How to Make a Long Flap Saddlebag (in pictures)
This is by no means a step-by-step how-to… just a few snaps of the process and measurements of the various panels. If you would like to attempt to make one of these, give me a shout on FaceBook and I’ll be glad to help with any details. (UPDATE: I no longer have direct access to the bag (it’s in storage), so please find answers in a laundry list of comments below; I outlined all of the measurements for someo.)
To make the pockets: a) Sew them inside out – the bottom corners of the pocket and the pocket top; b) sew the straps to length on each pocket part; c) once the straps are sewn on, stitch the pocket bottom to the each side panel (8.5 x 10″ with rounded bottoms) — see photo above with the pencil lines drawn; d) stitch the pocket tops along with the straps and d-rings for a shoulder-strap addition (if you wish)).
With these parts in place I used binder clips and pins to put the bag together and get the feel of where the straps needed to go and how long. Then I added the straps on the main panel.

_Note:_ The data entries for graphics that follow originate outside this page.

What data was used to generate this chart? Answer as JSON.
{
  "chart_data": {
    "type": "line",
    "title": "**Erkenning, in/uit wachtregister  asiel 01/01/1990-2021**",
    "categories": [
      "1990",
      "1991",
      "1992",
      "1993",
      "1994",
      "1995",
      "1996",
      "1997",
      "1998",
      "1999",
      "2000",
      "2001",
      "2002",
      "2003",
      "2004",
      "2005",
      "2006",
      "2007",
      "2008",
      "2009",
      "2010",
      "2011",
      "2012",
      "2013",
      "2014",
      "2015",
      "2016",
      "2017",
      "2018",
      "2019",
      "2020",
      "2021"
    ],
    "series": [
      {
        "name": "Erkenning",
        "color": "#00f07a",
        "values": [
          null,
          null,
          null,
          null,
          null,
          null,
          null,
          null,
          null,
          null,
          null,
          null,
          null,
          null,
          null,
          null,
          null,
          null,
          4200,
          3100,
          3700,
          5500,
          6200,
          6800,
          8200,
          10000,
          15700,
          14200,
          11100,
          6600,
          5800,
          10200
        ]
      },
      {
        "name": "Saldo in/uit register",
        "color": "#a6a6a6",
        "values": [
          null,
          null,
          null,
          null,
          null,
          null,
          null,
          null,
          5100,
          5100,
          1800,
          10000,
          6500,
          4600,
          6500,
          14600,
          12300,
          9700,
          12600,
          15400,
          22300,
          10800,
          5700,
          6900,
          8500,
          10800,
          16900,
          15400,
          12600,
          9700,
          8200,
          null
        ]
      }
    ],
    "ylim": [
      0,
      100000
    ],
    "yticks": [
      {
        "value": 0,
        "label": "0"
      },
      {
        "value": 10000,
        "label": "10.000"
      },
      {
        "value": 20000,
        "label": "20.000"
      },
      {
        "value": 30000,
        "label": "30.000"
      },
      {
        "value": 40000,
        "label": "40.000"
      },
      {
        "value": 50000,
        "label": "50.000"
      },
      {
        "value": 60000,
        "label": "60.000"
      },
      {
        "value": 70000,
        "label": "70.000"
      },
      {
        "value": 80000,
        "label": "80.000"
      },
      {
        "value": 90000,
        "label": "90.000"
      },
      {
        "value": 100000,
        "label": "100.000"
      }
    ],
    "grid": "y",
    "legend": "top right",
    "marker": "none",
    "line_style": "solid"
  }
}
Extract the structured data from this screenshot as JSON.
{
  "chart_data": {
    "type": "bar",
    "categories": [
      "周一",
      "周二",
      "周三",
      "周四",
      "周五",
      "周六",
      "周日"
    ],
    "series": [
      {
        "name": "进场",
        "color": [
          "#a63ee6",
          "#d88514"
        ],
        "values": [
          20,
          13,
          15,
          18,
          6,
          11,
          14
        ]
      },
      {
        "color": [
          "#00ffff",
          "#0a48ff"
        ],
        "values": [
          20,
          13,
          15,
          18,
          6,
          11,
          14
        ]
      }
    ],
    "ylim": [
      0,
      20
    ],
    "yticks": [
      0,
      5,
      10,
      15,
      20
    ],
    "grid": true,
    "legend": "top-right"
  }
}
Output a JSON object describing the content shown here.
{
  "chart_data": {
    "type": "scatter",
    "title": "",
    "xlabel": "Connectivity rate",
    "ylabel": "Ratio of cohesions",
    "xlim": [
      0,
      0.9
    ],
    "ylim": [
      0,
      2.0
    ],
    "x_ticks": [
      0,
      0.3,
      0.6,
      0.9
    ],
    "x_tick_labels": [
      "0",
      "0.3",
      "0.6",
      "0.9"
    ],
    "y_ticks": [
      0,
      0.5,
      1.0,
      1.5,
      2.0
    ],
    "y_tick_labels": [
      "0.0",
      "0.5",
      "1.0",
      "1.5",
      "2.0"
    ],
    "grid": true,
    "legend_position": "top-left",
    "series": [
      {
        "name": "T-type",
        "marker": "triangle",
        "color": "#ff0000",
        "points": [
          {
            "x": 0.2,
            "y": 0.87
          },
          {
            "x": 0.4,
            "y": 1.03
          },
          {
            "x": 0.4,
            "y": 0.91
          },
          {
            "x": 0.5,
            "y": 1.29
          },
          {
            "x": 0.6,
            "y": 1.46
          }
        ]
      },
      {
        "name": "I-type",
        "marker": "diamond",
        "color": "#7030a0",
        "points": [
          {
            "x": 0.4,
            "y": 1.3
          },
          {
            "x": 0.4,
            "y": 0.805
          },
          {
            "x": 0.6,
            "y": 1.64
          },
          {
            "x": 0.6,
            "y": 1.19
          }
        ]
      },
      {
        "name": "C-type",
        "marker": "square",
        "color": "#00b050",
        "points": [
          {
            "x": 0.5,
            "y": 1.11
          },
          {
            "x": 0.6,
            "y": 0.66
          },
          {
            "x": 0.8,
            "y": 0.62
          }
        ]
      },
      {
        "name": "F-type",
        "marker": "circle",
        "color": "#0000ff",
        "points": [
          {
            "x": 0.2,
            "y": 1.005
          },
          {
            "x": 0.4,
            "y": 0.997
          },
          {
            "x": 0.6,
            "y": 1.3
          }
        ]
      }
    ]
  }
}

From there I stitched the bias binding around the entire flap and begin sewing the side panels onto the main panel. This is where it got really tricky. I would advise doing a hand loop stitch on the corners of the side panels where the curves meet to hold it together or you will be wrestling grosgrain fro hours.
Once I got that together, the overall bag was in place. The next step was to create the cinch fabric. I did so by looping the end and sewing it off so that a drawstring can be threaded through later. Then I overlapped that on the rim and stitched around the front and two sides.
The final step was to add the dowel rod to the top back (cut to length of bag). I put two half inch holes where the saddle loops are (then put superglue on the edges to make sure they don’t fray), to 1/8″ holes where you will bolt in the dowel. I used a hole punch set, put a block of wood underneath and hammered with a rubber mallet to make the holes.
Otter Wax Heat Activated Fabric Dressing melting in hot water. Applied using a stiff brush and melted further using a heat gun. Cotton Duck stiffened up nicely once the wax cured.
I recommend waxing all of the cotton before construction… you can do so by applying Otter wax bar on the duck (as they instruct), then putting the duck in a pillowcase, tie it off, then put it in the dryer for 15 or 20 minutes until the wax absorbs — if you don’t tie the pillowcase, you’ll have wax all over your dryer. That said, this method worked well and the bag was indeed rainproof.
UPDATE: This bag has held up well without any repairs or relaxing for almost 10,000 miles! I’ve since retired it as I prefer the simplicity and streamlined and balanced feel of a good seat pack, such as the Porcelain Rocket Mr. Fusion or the Revelate Terrapin.